The central question of research of our group is the understanding of host-pathogen interactions on the molecular level. For a complete understanding of this critical interface, we need to integrate the immune defence of the host, the response of the pathogen, the function and regulation of virulence determinants and ultimately, the manipulation of host cell function by virulence factors of pathogens.
Our group uses Salmonella enterica as a model organism for the study of host-pathogen interaction. Infections with S. enterica are frequent and of high clinical importance. In Germany, Salmonella is the most frequent bacterial agent of gastrointestinal infections and worldwide typhoid fever is a major health problem. While typhoid fever is very rare in Germany, there is an increasing number of cases of non-typhoidal systemic infections, especially in very young or elderly individuals. The treatment of these infections is complicated by the frequent multi-resistance against antibiotics. A number of S. enterica infections also develops into persistent diseases which are associated with shedding of the bacteria.
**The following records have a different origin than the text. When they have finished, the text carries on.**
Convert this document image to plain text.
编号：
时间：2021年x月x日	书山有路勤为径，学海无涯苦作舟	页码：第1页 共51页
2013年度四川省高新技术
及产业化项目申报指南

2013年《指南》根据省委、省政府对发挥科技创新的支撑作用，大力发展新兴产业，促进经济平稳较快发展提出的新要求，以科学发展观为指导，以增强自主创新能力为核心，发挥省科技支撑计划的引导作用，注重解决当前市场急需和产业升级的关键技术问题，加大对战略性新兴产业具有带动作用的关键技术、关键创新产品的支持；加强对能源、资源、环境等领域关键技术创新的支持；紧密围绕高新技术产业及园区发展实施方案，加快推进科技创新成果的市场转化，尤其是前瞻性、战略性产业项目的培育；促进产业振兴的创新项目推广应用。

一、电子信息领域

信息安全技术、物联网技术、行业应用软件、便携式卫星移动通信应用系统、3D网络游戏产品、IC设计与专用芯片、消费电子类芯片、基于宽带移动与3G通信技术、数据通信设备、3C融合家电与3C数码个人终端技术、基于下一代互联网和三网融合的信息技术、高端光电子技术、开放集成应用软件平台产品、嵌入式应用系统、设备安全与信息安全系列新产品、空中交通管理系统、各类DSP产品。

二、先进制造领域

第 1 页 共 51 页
In addition to the importance as a frequent pathogen, S. enterica is a very useful model organism for the study of the molecular mechanisms of host pathogen interaction. Salmonella can be easily genetically modified and a vast body of data on genome sequences and gene regulation is available. There are also well established cell culture and animal models of infection that simulate human systemic infection, localized gastroenteritis, as well as bacterial persistence.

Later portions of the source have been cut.